One day I looked into the mirror and could no longer see the writer in me. The passion for the written word had been silenced by the hurtful words of others. I lay down my pen and walked away from that dream for over 20 years. I thought it would be simple to choose another life for myself and pursued many other interests over those years in the hopes I could fill in the missing pieces of my spirit with something else. Anything else.
Surprisingly enough, I discovered one thing to bring me back from the edge of nothingness. Martial arts. The training I have received in TaeKwonDo over the past ten years, along with the bond I have forged with my best friend and chief instructor, has helped to give me back my life. After more than 20 years, I have a passion for living once again and this allows me to take another peek at the mirror. This time with confidence and curiosity.
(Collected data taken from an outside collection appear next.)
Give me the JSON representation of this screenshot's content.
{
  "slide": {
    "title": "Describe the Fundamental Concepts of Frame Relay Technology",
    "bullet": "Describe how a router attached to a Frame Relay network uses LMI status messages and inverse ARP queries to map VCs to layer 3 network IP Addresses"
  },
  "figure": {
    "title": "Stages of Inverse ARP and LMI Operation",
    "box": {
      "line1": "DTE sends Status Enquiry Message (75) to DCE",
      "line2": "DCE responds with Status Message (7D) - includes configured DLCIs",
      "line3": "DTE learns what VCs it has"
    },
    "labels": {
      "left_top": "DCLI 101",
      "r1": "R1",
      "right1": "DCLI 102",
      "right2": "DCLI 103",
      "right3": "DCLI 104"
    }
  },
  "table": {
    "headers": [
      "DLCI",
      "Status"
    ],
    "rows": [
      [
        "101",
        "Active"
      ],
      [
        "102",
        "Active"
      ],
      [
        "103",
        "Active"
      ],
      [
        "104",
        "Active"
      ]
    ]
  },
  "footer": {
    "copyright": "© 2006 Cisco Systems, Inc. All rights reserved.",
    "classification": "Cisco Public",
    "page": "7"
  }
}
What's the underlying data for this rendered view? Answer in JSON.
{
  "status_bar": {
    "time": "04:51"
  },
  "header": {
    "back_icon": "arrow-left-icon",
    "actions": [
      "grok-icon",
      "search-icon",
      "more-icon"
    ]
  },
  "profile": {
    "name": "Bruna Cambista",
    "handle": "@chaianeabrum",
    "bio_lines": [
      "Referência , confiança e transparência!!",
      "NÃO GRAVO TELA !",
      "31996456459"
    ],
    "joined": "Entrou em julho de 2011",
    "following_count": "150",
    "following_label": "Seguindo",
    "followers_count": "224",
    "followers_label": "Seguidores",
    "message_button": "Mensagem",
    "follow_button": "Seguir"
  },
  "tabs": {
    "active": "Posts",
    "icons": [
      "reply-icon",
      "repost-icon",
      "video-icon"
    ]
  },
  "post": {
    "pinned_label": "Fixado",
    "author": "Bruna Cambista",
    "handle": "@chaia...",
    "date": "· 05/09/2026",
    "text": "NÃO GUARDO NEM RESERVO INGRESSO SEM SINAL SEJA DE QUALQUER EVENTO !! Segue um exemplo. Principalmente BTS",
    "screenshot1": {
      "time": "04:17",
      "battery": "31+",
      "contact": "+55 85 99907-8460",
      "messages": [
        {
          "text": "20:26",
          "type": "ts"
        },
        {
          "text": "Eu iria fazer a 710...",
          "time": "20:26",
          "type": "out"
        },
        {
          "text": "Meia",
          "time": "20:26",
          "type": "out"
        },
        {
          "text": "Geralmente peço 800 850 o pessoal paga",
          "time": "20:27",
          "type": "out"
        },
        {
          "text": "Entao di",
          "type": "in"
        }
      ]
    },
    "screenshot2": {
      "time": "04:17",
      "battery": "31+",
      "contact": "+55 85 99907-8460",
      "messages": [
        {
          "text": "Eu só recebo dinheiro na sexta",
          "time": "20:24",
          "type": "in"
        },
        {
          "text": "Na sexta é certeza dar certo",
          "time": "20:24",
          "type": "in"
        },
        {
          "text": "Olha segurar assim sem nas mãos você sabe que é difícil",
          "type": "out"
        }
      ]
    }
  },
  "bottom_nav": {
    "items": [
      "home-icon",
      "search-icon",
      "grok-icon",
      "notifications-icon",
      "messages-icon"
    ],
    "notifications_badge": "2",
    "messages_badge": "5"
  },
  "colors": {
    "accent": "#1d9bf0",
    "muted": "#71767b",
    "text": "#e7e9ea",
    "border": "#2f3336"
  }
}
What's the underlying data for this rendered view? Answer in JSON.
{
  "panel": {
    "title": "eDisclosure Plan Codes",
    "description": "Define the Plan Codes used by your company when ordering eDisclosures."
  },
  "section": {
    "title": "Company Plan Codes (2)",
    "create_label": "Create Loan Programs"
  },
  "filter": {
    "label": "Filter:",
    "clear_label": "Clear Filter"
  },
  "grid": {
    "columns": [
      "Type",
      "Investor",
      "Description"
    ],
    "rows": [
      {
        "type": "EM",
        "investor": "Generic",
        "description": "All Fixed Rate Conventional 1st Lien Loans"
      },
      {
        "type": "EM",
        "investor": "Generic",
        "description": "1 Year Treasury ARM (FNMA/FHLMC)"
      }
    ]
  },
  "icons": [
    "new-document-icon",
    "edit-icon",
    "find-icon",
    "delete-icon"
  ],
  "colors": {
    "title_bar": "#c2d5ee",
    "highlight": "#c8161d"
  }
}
What if I have the ability to change what I see before me? What if I really AM capable of returning to my first love? I make a promise to myself then and there to NEVER silence the writer in me again. To seek out the positive energy in others, like myself, who feel compelled to write. To do that which enriches my spirit and challenges me to become a stronger version of that girl who first looked at her reflection all those years ago.
Today I look in my mirror and dare to dream again about being a writer. Of one day seeing my words in the hands of some other young lady and hopefully those words will encourage her to dare to dream as well. I just need to make sure that I don't overdo it...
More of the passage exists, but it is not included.